Books on Tape
[The following review appeared in the Denver Post on June 3rd.]
In the world premiere of his 20th play, William Missouri Downs flexes his considerable wit in asking if our ability to live in the present has been quashed by our need for familiar outcomes.
If that sounds like a lot to get your mind around, fear not, for Downs brings this down to earth in the person of Adriane (Kelly Rae Rockey), an audio book junky, who wants her life to be the incarnation of her favorite taped stories.
|L to R: (Back) Boni McIntyre|
and Anthony Bianco;
(Front) James O'Hagan-Murphy
and Kellie Rae Rockey
Photo: Ellen Nelson
We meet her as she's enraptured in a "bodice ripper." Fantasy meets reality as the narrator, the handsome Jeffrey (James O'Hagan-Murphy), suddenly appears and snuggles up next to her. We discover that Adriane met Jeff at a store where she rents and buys her books on tape.

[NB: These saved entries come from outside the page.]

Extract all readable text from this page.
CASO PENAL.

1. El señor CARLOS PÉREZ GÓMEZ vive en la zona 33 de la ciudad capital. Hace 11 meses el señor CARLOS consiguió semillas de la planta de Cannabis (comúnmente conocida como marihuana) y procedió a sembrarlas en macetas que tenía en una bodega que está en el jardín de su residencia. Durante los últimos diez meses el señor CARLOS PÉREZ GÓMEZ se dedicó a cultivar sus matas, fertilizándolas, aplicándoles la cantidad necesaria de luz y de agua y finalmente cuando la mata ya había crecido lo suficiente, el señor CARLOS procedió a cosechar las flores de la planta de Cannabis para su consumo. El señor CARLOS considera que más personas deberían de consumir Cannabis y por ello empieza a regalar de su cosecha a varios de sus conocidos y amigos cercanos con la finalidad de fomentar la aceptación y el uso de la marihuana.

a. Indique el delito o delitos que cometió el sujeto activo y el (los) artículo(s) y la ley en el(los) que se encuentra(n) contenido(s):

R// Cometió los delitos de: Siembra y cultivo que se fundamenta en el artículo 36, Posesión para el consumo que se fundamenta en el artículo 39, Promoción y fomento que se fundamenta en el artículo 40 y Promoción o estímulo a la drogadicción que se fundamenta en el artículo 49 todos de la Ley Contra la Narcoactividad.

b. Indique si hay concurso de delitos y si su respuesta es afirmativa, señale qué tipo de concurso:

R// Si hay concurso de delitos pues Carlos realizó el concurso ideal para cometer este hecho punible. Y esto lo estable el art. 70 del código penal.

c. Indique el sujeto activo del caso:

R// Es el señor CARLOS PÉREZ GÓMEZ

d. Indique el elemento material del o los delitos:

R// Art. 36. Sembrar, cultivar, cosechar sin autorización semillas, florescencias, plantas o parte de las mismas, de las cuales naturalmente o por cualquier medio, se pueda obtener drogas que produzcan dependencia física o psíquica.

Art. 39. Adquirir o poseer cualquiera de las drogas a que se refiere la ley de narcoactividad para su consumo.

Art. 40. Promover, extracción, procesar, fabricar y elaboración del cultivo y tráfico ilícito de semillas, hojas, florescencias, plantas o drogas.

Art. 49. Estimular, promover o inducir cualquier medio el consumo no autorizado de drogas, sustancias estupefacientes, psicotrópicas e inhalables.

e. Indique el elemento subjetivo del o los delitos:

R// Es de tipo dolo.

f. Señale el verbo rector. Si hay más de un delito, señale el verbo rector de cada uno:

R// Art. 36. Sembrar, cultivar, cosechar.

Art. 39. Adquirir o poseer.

Downs' lively dialogues move easily, between the couple's cooing assurances that they are sexually attracted to each other, to a discussion on the subtleties of time as manifested in the tenses they use—future, present, past, or past perfect (Adriane's favorite)—to frame their conversation.
Rockley sparkles as Adriane, breathlessly weaving fictions into whatever circumstances she encounters. O'Hagan-Murphy deftly moves Jeffrey back and forth, from a hapless, everyday guy, trying to enjoy an intimate encounter, to a Don Juan, systematically enveloping his liaisons.

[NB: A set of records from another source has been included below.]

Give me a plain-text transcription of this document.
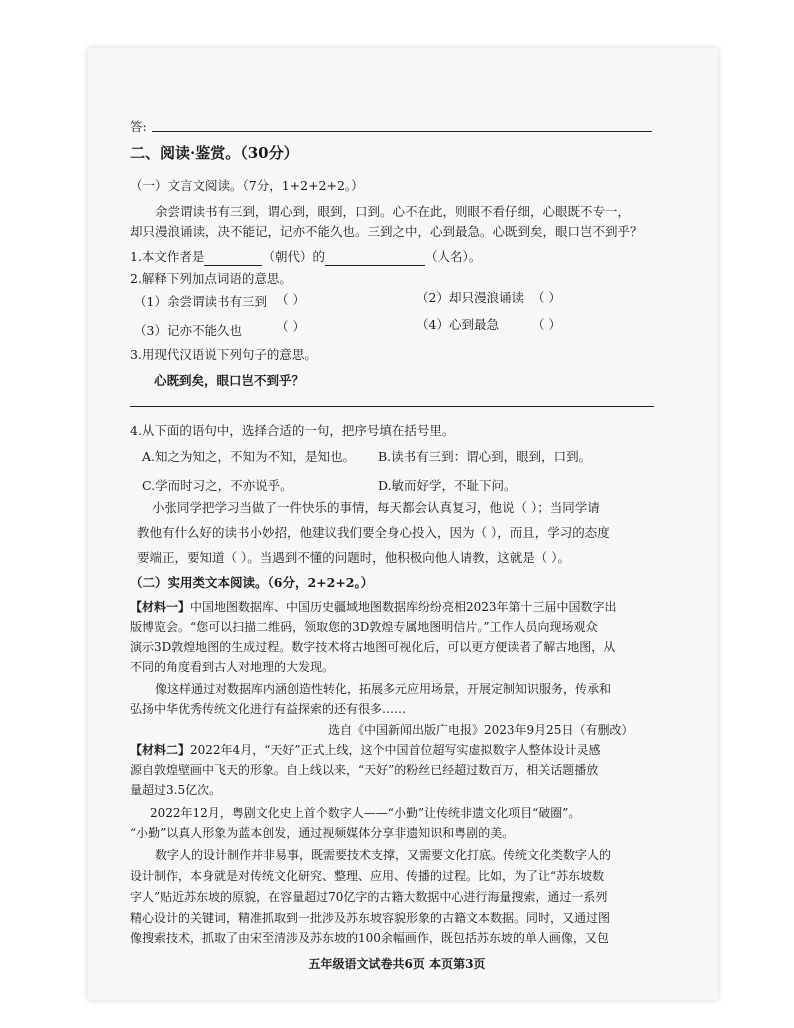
答:
二、阅读·鉴赏。（30分）
（一）文言文阅读。（7分，1+2+2+2。）
余尝谓读书有三到，谓心到，眼到，口到。心不在此，则眼不看仔细，心眼既不专一，
却只漫浪诵读，决不能记，记亦不能久也。三到之中，心到最急。心既到矣，眼口岂不到乎？
1.本文作者是	（朝代）的	（人名）。
2.解释下列加点词语的意思。
（1）余尝谓读书有三到 （ ）	（2）却只漫浪诵读 （ ）
（3）记亦不能久也	（ ）	（4）心到最急	（ ）
3.用现代汉语说下列句子的意思。
心既到矣，眼口岂不到乎？
4.从下面的语句中，选择合适的一句，把序号填在括号里。
A.知之为知之，不知为不知，是知也。 B.读书有三到：谓心到，眼到，口到。
C.学而时习之，不亦说乎。	D.敏而好学，不耻下问。
小张同学把学习当做了一件快乐的事情，每天都会认真复习，他说（ ）；当同学请
教他有什么好的读书小妙招，他建议我们要全身心投入，因为（ ），而且，学习的态度
要端正，要知道（ ）。当遇到不懂的问题时，他积极向他人请教，这就是（ ）。
（二）实用类文本阅读。（6分，2+2+2。）
【材料一】中国地图数据库、中国历史疆域地图数据库纷纷亮相2023年第十三届中国数字出
版博览会。“您可以扫描二维码，领取您的3D敦煌专属地图明信片。”工作人员向现场观众
演示3D敦煌地图的生成过程。数字技术将古地图可视化后，可以更方便读者了解古地图，从
不同的角度看到古人对地理的大发现。
像这样通过对数据库内涵创造性转化，拓展多元应用场景，开展定制知识服务，传承和
弘扬中华优秀传统文化进行有益探索的还有很多……
选自《中国新闻出版广电报》2023年9月25日（有删改）
【材料二】2022年4月，“天好”正式上线，这个中国首位超写实虚拟数字人整体设计灵感
源自敦煌壁画中飞天的形象。自上线以来，“天好”的粉丝已经超过数百万，相关话题播放
量超过3.5亿次。
2022年12月，粤剧文化史上首个数字人——“小勤”让传统非遗文化项目“破圈”。
“小勤”以真人形象为蓝本创发，通过视频媒体分享非遗知识和粤剧的美。
数字人的设计制作并非易事，既需要技术支撑，又需要文化打底。传统文化类数字人的
设计制作，本身就是对传统文化研究、整理、应用、传播的过程。比如，为了让“苏东坡数
字人”贴近苏东坡的原貌，在容量超过70亿字的古籍大数据中心进行海量搜索，通过一系列
精心设计的关键词，精准抓取到一批涉及苏东坡容貌形象的古籍文本数据。同时，又通过图
像搜索技术，抓取了由宋至清涉及苏东坡的100余幅画作，既包括苏东坡的单人画像，又包
五年级语文试卷共6页 本页第3页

Downs broadens his satirical targets—from pre-packaged electronic media to psychology and religion—as the plot unfolds. Jeffrey entraps Donna Paige Murphy (Boni McIntyre), a well-known self-help guru, whose books he narrated. "There's something familiar about you," she says.
Meanwhile, Adriane happens upon an exciting new church that she is persuaded to join by "Father" Larry (Anthony Bianco), who mixes and matches practices from various belief systems. Downs expertly milks this opportunity, verbally serving up a series of whipped-cream filled pies in the face of sanctimonious mythology.

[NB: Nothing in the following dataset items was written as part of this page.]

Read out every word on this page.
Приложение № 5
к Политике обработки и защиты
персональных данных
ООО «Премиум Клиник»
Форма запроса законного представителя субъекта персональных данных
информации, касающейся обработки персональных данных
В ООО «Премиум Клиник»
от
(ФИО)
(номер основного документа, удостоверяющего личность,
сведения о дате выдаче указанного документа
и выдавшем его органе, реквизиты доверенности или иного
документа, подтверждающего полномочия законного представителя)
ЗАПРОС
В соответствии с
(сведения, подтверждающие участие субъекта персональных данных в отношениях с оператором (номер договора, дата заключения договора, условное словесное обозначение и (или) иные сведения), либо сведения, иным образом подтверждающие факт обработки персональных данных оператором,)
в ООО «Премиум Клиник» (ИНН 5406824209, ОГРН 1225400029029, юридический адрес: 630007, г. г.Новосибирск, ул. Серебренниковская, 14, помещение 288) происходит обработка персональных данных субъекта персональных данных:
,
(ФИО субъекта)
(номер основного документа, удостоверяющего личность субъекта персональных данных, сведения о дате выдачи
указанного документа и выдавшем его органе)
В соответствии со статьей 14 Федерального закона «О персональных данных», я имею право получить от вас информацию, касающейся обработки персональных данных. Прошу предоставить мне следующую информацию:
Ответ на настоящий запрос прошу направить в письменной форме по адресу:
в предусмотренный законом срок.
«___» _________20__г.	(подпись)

McIntyre zestfully embraces Donna Paige Murphy's mile-a-minute pop-psychology, setting Jeffrey and Larry back on their heels. Bianco is one surprise after another, as his Larry morphs through a series of life changes.
In her director hat, Rockey sets a brisk pace that lets the dialogue speak for itself and keeps the laughs coming. Downs leaves us with some thoughtful advice on the importance of being in the present.
Vintage Theatre's world premiere of William Missouri Downs' Books on Tape runs through June 20th. 303-839-1361 or www.vintagetheatre.com.